[Distutils] Sooner or later, we're going to have to be more formal about how we name packages.
Paul Moore
p.f.moore at gmail.com
Sun Jun 2 00:00:23 CEST 2013
On 1 June 2013 16:57, Jim Fulton <jim at zope.com> wrote:
> In the Python community, we've been pretty laid back
> about how we name packages. When we were small, this made
> sense. It doesn't make sense any more.
I'd like to see some evidence that this is the case. It doesn't seem so to
me - most package names are relatively discoverable and/or intuitive, and
we currently have basically no namespacing. There's a long way to go before
something like your suggestion is needed, in my view.

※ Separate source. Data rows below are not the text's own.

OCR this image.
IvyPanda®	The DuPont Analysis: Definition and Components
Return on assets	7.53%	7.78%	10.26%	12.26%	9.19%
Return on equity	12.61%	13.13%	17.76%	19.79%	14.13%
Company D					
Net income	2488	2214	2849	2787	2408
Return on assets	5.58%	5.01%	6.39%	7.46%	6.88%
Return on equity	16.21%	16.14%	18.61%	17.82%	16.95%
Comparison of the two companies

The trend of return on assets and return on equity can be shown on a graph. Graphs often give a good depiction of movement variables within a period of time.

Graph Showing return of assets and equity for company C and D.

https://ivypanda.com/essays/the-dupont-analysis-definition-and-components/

Unfortunately, I think the sanest way of avoiding most package
> name issues is to base them on domains, as is done in the Java
> world. This goes against the Python philosophy of preferring
> flat to nested, but I still think it's better than trying to police
> squatters,
> or to encouraging races to claim top-level names.
>
No, no, no...
There's the point Donald made that you require people to own a domain (or
you create some sort of hack like
org.bitbucket.username/com.github.username/...) but it also makes package
names unreasonably deep, and requires an explosion of namespace packages at
the top level. And it's ugly :-)
Perl manages with a relatively flat namespace and relatively informal rules
for managing package names (AIUI). I'm sure Python can, too.